POPE FRANCIS is to create his first batch of cardinals on February 22nd. The 19 men will join almost 200 others as members of the Sacred College of Cardinals. They will wear scarlet vestments including a red skullcap known as a zucchetta and a red, four-pointed cap or biretta. They will be addressed as “Eminence” and often described as “princes of the Church.” This is no idle flattery: Pope Urban VIII decreed in 1630 that their secular rank was equivalent to that of a prince.
The first people to be called cardinals, in the 6th century, were the deacons of the seven districts of Rome. The title was later extended to the most senior priests in the city’s parish churches and the bishops of the seven dioceses around Rome. It was not until much later that non-Italians were given the title and an equivalent status to the cardinals of Rome. Today, the cardinals fall into three main categories: archbishops of important sees around the world; senior Vatican officials, and distinguished (and invariably elderly) clerical intellectuals such as theologians. In honour of the origins of the title, members of the Sacred College are divided into cardinal–bishops, cardinal-priests and cardinal-deacons. But the hierarchy has little practical significance when it comes to choosing a pope (and popes must be chosen from among the cardinals). Pope Francis, for example, was a cardinal-priest.

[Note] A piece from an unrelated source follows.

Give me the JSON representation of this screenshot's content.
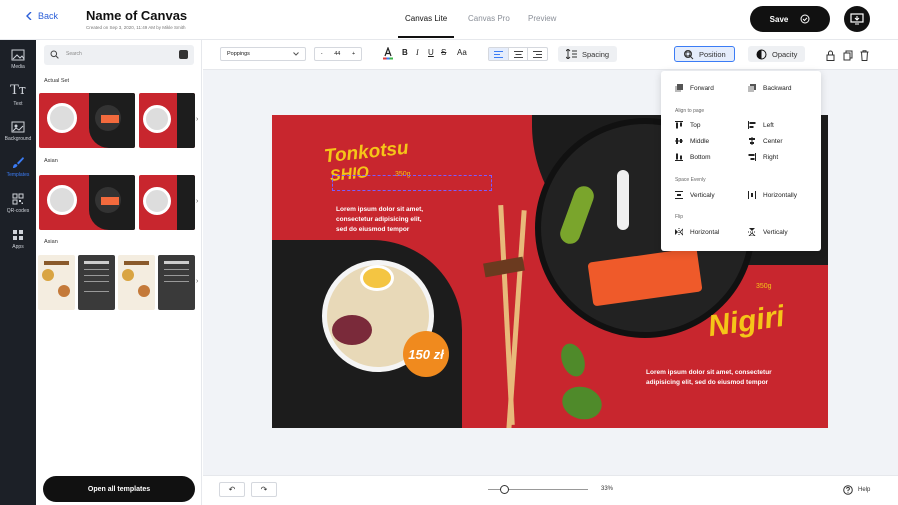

Even though cardinals have precedence over other Catholic prelates, what they hold is more of a title than a rank. They nevertheless have two specific duties. Those under the age of 80 are entitled to take part in papal elections: so-called Conclaves. And cardinals of all ages are regarded as advisors to the pope, even if their importance in this respect has become increasingly random. Back in the 13th century, Innocent III conferred three times a week with his cardinals in a meeting known as a consistory. More recently, Popes have more often relied for advice on individual cardinals (usually members of the pontifical administration or Roman Curia) or others, like their secretaries, who were not even bishops, let alone cardinals.
Pope Francis seems to be edging towards a greater systematic consultation with his cardinals. In the two days before the ceremonial appointment of the latest ones, he is to hold a consistory at which he wants to get their views on the family. He has also created a new body of eight cardinals whose task is to draw up a plan for the reform of the Roman Curia. All but one is an archdiocesan cardinal from outside Italy. Nicknamed the pope’s G8, the new commission was seen in Rome as a way of circumventing the traditionally reactionary Vatican bureaucracy and counterbalancing the dominance of Italians both within the bureaucracy and the Sacred College. Under the traditionally minded Pope Benedict, the proportion of Italian cardinals returned to the level of the late 1970s. His successor has begun to redress the balance: 14 of his 19 new appointees are from outside Italy. He is anxious that, wherever they come from, their appointments should not go to their heads. In fact he wrote them a letter to tell them that becoming a cardinal “did not signify a promotion, an honour nor a decoration: it is simply a service that demands a broader vision and a bigger heart.”